Is GSV reflux 3.5 second considered to be serious? I am very symptomatic with heavy and achy legs. Elevation and walking helps some. Will I benefit from the vein closure procedure? What are the benefits vs risks? How should I weigh this?
With your symptoms and reflux, laser ablation of the affected saphenous vein would be appropriate. You would have improved quality of life without the symptoms and a reduced risk of clotting in the superficial veins. In the hands of an experienced board-certified, vascular-trained surgeon there is minimal risk. They are office-based procedures under local anesthetic and have little downtime.
Published on Jul 11, 2012
No, it is not serious! Treatment should be based on symptoms, not ultrasound findings.
Published on Jul 11, 2012
The risk of serious complications, like ulcers or blood clots, is real but it is small. However, the burden of symptoms has significant impact on your quality of life. Most people are surprised how much better they feel and how much more energy they have after the treatment.
Published on Jul 11, 2012
Over .5 seconds is considered abnormal. In our lab, we like to say over 1 second, since sometimes between 0.5 and 1 is physiological and not that significant. Over 3 seconds, most people have some symptoms. Having strong calf muscles and a strong calf muscle pump can sometimes still overcome this. You talk about elevation and walking helping. I would consider leg elevation and sleeping with the legs elevated, compression hose 20-30 mmHg from the minute you wake up until you lie down to sleep, calf-strengthening exercises, anti-inflammatory as needed and daflon 500 or vasculera as needed. If these conservative measures do not help after a few months, I would recommend considering endothermal ablation of the leg. There are risks and benefits with every procedure. If you are having a lot of symptoms not controlled by conservative therapies, then a procedure could be worth the risks. The risks are things like blood clots, nerve injuries, infection, the laser could break, the laser could burn you or other unforeseen complications.
Published on Jul 11, 2012
Normal is below half a second. So, the answer to your questions is yes.
Published on Jul 11, 2012
The 3.5 seconds just means that your GSV is refluxing quite well. Would a venous closure procedure on your GSV fix your vein problems? It will help, but it will not address all of your vein issues. Closing your GSV is only the beginning. In order to really completely eliminate your symptoms, you really need to address not only your GSV, but also any and all refluxing tributaries all the way out to the skin level. So yes, even the spider veins and reticular veins.

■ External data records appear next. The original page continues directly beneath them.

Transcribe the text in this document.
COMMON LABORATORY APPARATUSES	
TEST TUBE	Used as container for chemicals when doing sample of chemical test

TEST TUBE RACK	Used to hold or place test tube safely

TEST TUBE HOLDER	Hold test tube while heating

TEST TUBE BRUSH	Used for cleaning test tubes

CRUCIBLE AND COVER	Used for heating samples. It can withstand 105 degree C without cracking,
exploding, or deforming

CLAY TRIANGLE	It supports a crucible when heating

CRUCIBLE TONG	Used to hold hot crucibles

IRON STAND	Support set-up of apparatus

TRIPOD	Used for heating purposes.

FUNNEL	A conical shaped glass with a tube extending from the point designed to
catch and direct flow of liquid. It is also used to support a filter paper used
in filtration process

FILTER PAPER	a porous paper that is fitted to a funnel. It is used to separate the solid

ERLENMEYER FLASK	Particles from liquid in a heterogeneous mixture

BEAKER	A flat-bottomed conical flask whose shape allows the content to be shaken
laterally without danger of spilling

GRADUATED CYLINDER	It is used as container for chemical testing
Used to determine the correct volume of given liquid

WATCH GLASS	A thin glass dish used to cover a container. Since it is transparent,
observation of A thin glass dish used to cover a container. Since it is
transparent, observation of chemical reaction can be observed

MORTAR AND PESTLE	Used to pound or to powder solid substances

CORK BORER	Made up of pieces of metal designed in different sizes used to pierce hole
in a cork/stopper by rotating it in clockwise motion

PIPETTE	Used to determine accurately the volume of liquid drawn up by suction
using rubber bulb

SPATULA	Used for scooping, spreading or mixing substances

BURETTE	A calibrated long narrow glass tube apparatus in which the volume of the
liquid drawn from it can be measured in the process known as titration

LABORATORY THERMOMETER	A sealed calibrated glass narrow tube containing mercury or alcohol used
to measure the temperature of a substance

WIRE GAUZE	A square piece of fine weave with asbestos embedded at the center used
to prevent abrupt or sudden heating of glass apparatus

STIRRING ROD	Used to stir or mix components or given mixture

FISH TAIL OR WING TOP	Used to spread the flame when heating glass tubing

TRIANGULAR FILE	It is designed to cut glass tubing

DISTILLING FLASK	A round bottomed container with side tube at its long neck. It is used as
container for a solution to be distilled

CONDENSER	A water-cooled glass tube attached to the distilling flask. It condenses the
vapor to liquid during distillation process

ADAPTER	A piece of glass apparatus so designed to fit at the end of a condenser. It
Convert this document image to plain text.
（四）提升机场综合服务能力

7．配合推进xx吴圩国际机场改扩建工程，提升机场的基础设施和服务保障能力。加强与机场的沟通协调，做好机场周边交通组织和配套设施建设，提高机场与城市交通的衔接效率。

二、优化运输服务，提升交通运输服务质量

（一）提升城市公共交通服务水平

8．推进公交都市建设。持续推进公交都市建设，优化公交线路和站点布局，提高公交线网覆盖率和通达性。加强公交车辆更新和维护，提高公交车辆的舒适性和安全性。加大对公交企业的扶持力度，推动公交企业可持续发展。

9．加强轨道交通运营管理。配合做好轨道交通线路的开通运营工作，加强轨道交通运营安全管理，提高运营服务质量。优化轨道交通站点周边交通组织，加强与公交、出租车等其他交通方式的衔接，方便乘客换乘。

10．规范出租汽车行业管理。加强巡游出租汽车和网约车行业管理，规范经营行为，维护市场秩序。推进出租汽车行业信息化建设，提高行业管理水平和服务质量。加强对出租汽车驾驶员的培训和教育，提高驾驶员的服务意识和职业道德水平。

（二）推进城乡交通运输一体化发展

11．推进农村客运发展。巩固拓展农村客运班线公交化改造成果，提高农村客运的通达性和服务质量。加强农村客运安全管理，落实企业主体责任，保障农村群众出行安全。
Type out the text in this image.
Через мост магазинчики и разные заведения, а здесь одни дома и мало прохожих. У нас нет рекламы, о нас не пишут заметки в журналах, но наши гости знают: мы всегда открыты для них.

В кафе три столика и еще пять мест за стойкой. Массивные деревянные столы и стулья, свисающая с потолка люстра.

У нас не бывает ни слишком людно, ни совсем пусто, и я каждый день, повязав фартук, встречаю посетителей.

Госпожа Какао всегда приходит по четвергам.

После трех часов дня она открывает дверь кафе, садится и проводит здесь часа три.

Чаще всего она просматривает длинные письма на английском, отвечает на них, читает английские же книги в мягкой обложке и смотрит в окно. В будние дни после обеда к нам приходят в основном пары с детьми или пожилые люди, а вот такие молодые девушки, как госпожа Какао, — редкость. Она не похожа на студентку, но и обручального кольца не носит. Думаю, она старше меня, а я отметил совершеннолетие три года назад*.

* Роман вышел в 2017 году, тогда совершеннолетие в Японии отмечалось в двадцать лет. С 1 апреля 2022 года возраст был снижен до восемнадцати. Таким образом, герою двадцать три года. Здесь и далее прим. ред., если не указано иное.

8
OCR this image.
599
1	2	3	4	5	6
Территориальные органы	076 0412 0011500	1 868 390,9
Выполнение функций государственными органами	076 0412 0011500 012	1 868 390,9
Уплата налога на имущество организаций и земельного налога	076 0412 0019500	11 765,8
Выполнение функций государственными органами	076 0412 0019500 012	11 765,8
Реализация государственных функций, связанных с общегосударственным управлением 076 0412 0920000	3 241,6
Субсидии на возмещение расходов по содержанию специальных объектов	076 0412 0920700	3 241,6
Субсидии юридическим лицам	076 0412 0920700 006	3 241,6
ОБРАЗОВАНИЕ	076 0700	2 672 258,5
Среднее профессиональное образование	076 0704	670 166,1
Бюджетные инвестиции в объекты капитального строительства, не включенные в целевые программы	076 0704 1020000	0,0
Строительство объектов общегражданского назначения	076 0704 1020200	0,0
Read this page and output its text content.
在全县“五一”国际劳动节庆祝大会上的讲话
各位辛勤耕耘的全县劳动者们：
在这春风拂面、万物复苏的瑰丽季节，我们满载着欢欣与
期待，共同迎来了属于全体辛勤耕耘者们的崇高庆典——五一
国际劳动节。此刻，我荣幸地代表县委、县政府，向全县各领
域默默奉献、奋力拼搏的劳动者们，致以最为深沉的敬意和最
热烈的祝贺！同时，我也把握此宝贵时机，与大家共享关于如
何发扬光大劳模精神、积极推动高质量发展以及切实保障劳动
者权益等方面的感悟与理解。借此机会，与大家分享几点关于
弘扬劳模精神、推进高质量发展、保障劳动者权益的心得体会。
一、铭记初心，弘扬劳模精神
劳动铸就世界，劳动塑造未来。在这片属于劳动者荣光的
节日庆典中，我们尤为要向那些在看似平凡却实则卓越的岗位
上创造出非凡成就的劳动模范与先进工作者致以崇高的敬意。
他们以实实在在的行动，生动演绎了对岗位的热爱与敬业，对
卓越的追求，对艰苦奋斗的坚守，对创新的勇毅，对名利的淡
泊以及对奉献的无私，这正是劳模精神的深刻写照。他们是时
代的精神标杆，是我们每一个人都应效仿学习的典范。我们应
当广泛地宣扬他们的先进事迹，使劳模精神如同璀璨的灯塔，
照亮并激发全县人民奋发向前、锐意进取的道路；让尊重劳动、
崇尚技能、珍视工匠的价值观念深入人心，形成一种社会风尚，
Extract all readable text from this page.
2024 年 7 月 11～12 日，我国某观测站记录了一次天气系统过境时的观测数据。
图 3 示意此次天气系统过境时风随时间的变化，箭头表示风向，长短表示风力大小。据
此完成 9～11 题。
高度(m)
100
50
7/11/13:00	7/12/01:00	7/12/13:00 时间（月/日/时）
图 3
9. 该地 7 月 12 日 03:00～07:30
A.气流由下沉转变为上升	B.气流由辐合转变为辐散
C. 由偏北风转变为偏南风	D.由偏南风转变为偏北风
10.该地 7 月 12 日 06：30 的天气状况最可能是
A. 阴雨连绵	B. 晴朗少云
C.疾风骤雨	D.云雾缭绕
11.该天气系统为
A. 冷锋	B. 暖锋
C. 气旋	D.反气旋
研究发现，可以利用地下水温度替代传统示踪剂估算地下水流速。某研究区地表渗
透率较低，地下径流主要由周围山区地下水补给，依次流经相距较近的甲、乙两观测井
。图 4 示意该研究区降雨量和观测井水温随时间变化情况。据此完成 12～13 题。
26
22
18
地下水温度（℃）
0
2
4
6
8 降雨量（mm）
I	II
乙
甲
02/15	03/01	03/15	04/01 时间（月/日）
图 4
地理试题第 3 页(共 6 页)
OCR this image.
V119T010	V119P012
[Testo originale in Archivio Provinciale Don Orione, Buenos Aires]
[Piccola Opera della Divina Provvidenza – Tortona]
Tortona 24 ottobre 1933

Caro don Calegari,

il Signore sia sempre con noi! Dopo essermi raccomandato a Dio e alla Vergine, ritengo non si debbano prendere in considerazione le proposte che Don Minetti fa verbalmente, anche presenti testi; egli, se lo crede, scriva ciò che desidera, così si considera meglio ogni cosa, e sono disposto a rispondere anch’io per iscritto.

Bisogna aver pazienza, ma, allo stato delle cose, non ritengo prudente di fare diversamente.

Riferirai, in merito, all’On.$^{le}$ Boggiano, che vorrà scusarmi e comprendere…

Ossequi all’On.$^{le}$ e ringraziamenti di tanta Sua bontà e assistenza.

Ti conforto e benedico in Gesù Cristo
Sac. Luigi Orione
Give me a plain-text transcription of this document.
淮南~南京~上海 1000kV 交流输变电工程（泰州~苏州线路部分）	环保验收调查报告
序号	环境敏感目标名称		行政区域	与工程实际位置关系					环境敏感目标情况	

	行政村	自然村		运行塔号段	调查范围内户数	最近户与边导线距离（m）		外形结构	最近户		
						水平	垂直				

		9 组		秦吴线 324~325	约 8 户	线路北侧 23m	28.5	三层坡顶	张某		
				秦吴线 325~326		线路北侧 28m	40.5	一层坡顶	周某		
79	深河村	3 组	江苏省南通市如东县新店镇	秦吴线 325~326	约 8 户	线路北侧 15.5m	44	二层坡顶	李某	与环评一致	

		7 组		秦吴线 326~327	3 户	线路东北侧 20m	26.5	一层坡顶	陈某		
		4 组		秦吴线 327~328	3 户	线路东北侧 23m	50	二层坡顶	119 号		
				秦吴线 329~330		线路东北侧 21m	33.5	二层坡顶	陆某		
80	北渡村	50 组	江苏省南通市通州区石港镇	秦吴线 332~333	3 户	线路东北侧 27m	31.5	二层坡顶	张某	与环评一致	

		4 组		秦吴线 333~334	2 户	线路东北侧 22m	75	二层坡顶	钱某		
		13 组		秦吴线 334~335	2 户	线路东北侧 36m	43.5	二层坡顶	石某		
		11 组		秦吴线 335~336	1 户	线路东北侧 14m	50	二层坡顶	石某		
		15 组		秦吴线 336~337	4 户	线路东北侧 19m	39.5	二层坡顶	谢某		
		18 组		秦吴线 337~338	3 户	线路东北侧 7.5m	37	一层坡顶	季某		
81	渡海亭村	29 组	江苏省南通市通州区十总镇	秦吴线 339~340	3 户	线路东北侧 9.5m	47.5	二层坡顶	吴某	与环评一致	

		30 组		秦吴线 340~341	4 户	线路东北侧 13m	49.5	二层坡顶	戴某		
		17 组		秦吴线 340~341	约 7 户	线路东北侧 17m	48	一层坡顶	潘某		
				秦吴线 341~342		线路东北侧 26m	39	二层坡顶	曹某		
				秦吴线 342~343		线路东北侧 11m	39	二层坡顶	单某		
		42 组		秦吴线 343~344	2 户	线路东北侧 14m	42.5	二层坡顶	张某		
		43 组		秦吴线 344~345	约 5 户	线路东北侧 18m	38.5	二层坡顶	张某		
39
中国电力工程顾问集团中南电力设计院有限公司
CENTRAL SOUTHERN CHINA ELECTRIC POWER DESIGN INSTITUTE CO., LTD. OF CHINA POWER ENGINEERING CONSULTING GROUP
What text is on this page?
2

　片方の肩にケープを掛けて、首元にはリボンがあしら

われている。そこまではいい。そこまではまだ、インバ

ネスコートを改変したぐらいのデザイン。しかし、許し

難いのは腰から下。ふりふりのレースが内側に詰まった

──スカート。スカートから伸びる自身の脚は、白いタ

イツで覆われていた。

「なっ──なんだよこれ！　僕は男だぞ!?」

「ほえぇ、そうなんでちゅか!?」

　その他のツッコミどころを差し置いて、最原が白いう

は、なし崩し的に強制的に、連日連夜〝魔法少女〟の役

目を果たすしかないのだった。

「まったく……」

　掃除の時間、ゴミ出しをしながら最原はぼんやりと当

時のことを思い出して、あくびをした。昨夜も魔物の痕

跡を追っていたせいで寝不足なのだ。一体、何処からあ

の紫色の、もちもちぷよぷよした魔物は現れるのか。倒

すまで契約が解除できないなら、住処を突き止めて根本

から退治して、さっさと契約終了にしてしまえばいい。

Unfortunately, many self-proclaimed vein docs feel that it is only necessary to address the GSV. What they lose sight of is the fact that what makes your GSV reflux is exactly the same thing that makes your refluxing tributaries, reticular veins, and spider veins abnormal. These vessels are only in a different part of your vein structure. They all have an impact on your venous circulation, which is why you are so symptomatic.
So, hypothetically, if you say that you have 50 yards of refluxing veins in each leg, fixing the 2 ft of GSV is really not going to fix your circulation and completely eliminate your symptoms. The doc you find needs to fix your entire leg, from the GSV all the way out to the spider veins. If you have this done, which can take a few months, your legs will feel amazing. Treating only the GSV, like what many docs do, may help your symptoms, but they will not allow you to reach your full capacity without addressing the other 48-49 yards of refluxing veins. The hard part is finding a doc who knows how to do this.
Published on Jul 11, 2012
3.5 seconds of reflux is moderate to severe reflux. Reflux is significant even at 1.0 seconds, if you are having symptoms.
Published on Jul 11, 2012
Normal reflux is less than .5 seconds, so 3.5 seconds is abnormal. If you are symptomatic and have symptomatic reflux, then a closure procedure would be indicated. However, closure is usually recommended for varicose veins AND symptoms, not just aching legs without varicose veins. A trial of support hose may be indicated. See your vein surgeon for answers to risks and benefits.